Fatigue and Physical Activity in Older Patients With Cancer: A Six-Month Follow-Up Study

Marian Luctkar-Flude

Dianne Groll

Kirsten Woodend

Joan Tranmer

geriatric nursing, fatigue, physical activity
ONF 2009, 36(2), 194-202. DOI: 10.1188/09.ONF.194-202

Purpose/Objectives: To determine the relationship between fatigue and physical activity in older patients with cancer.

Design: Targeted analysis using data from a prospective longitudinal study.

Setting: A cancer care facility in southeastern Ontario, Canada.

Sample: 440 patients, aged 65 years and older, seeking consultation for cancer treatment at a regional cancer clinic for lymphoma or leukemia or lung, breast, genitourinary, head or neck, gastrointestinal, or skin cancers.

Methods: Self-report questionnaires were mailed to consenting participants and completed at baseline and three and six months after consultation for cancer treatment.

Main Research Variables: Participants rated fatigue and physical activity and reported comorbidities and personal demographic characteristics.
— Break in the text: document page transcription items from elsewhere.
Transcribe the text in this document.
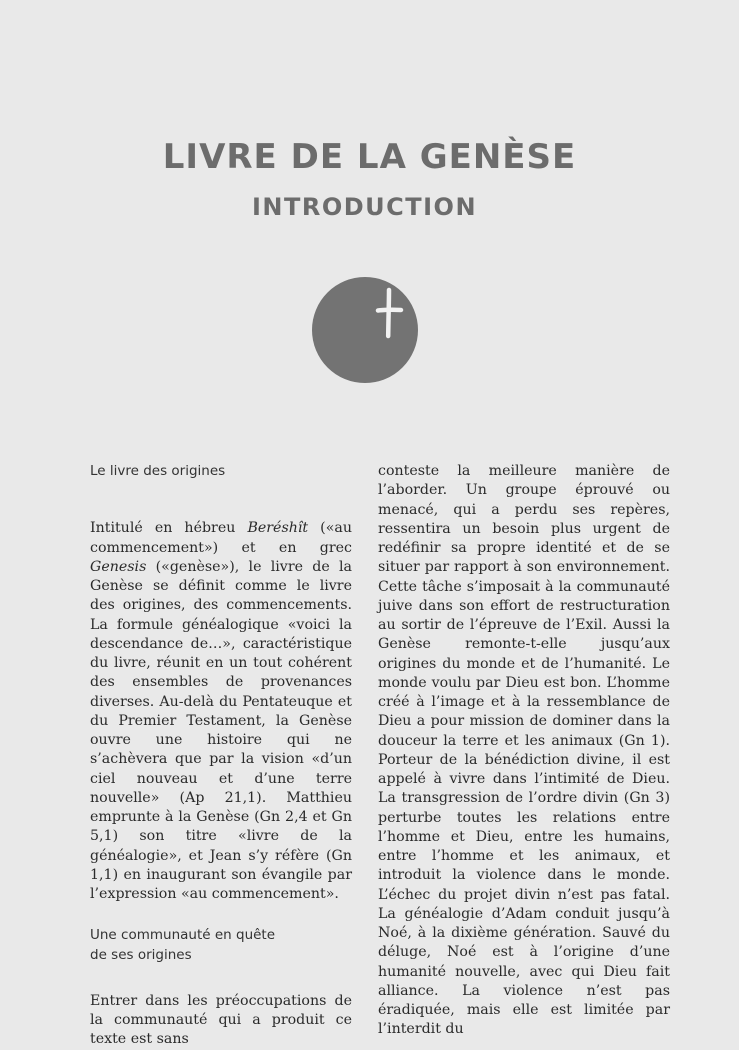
LIVRE DE LA GENÈSE
INTRODUCTION

Le livre des origines

Intitulé en hébreu Beréshît («au commencement») et en grec Genesis («genèse»), le livre de la Genèse se définit comme le livre des origines, des commencements. La formule généalogique «voici la descendance de…», caractéristique du livre, réunit en un tout cohérent des ensembles de provenances diverses. Au-delà du Pentateuque et du Premier Testament, la Genèse ouvre une histoire qui ne s’achèvera que par la vision «d’un ciel nouveau et d’une terre nouvelle» (Ap 21,1). Matthieu emprunte à la Genèse (Gn 2,4 et Gn 5,1) son titre «livre de la généalogie», et Jean s’y réfère (Gn 1,1) en inaugurant son évangile par l’expression «au commencement».

Une communauté en quête
de ses origines

Entrer dans les préoccupations de la communauté qui a produit ce texte est sans

conteste la meilleure manière de l’aborder. Un groupe éprouvé ou menacé, qui a perdu ses repères, ressentira un besoin plus urgent de redéfinir sa propre identité et de se situer par rapport à son environnement. Cette tâche s’imposait à la communauté juive dans son effort de restructuration au sortir de l’épreuve de l’Exil. Aussi la Genèse remonte-t-elle jusqu’aux origines du monde et de l’humanité. Le monde voulu par Dieu est bon. L’homme créé à l’image et à la ressemblance de Dieu a pour mission de dominer dans la douceur la terre et les animaux (Gn 1). Porteur de la bénédiction divine, il est appelé à vivre dans l’intimité de Dieu. La transgression de l’ordre divin (Gn 3) perturbe toutes les relations entre l’homme et Dieu, entre les humains, entre l’homme et les animaux, et introduit la violence dans le monde. L’échec du projet divin n’est pas fatal. La généalogie d’Adam conduit jusqu’à Noé, à la dixième génération. Sauvé du déluge, Noé est à l’origine d’une humanité nouvelle, avec qui Dieu fait alliance. La violence n’est pas éradiquée, mais elle est limitée par l’interdit du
Clinical measures of disease and treatment factors were obtained through chart abstraction.

Findings: Fatigue was the most prevalent symptom reported. Higher fatigue was associated with lower physical activity levels. Physical activity level significantly predicted fatigue level, regardless of age.

Conclusions: Physical activity level is a modifiable factor significantly predicting cancer-related fatigue at three and six months following consultation for cancer treatment. The results suggest that physical activity may reduce fatigue in older patients with cancer.

Implications for Nursing: Physical activity interventions should be developed and tested in older patients with cancer.